Deliberate teams anticipate, plan, and prepare
A Deliberate team is like a well-rehearsed orchestra. Every note is planned and prepared in advance. Picture a team at NASA working on an upcoming rocket launch. They have detailed timelines, specific tasks, and concrete goals set for months to come. These plans are tightly linked to the mission’s broader objectives, and have been synchronized with other team’s development roadmaps. Every team member knows their part and the bigger picture.
This style minimizes surprises, keeps everyone on the same page, and provides a clear roadmap towards the goals. Plus, it allows for thoughtful resource management and risk mitigation.
👉 Thriving on a Deliberate team: Make sure you have a way to measure progress (and if you have metrics, make sure they’re measuring what really matters). Learn to anticipate potential obstacles and plan accordingly. Even with detailed plans, unexpected things happen; make sure your team has a process to deal with things going off-track. And remember, it’s critical that you actually maintain and revise the plan as your project unfolds.

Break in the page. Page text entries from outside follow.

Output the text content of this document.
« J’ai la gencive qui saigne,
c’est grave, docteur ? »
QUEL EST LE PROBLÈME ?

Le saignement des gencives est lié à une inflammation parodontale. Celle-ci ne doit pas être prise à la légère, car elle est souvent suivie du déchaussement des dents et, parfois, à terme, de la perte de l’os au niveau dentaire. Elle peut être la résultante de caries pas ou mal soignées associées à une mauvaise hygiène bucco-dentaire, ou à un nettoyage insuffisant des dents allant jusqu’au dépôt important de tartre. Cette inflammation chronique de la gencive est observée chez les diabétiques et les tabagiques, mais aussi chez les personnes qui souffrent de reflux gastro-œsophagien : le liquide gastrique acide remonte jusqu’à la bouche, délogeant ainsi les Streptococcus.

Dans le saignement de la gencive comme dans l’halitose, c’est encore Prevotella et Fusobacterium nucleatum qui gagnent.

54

Spontaneous teams act, learn, and adjust
Spontaneous teams approach a project like an improv show: They adapt quickly, reacting to changes and making on-the-spot decisions. Consider a public relations team managing a company's image during a crisis. They don't have a script, and they can’t anticipate tomorrow’s headline. But they act quickly, adjusting their strategy based on the latest developments.
This style is highly adaptable and responsive. It thrives in dynamic, fast-paced environments where conditions can change overnight.
👉 Succeeding on a Spontaneous team: Without detailed plans, it’s critical that you have clear goals — and a shared understanding of what they are across the team. Spontaneous teams also need to communicate quickly and effectively, typically more often than Deliberate teams. When you’re designing the plane as you’re flying it, there’s a lot more to discuss!
Apply the right approach for the right problem
Teams have natural preferences for either Spontaneous or Deliberate working styles, but that doesn’t mean their default approach is the right one for every situation. A big part of being a high-performing team is knowing when it’s time to get outside your comfort zone and try a different way of executing towards your goals.
If you’re a Deliberate team faced with a fast-moving set of underlying facts or circumstances, limit the amount of time you’re investing in planning and “what-if” scenarios. Try building a ‘plan’ that consists of high-level outcomes, as opposed to specific actions or tasks, to give team members clarity without having to anticipate every detail. And celebrate the contributions of the teammates who are taking action.
If you’re on a Spontaneous team assigned with a large project with complicated external dependencies, you’re going to need to slow down, think ahead, and commit your plans to paper so that you can stay coordinated with your counterparts outside the team. And if the risks of a misstep or change in directions are high — costly investments, for example — the phrase “Measure twice, cut once” comes to mind. When things inevitably change, resist the urge to ‘wing it,’ and do the work to revise the plan so everyone can stay in sync
👉 Great execution requires a flexible approach: Ultimately, the most successful teams don’t apply just one way of working. They feel most comfortable in either a Spontaneous or Deliberate mode, but they also know when it’s time to try a different tact — and they have the tools to do so.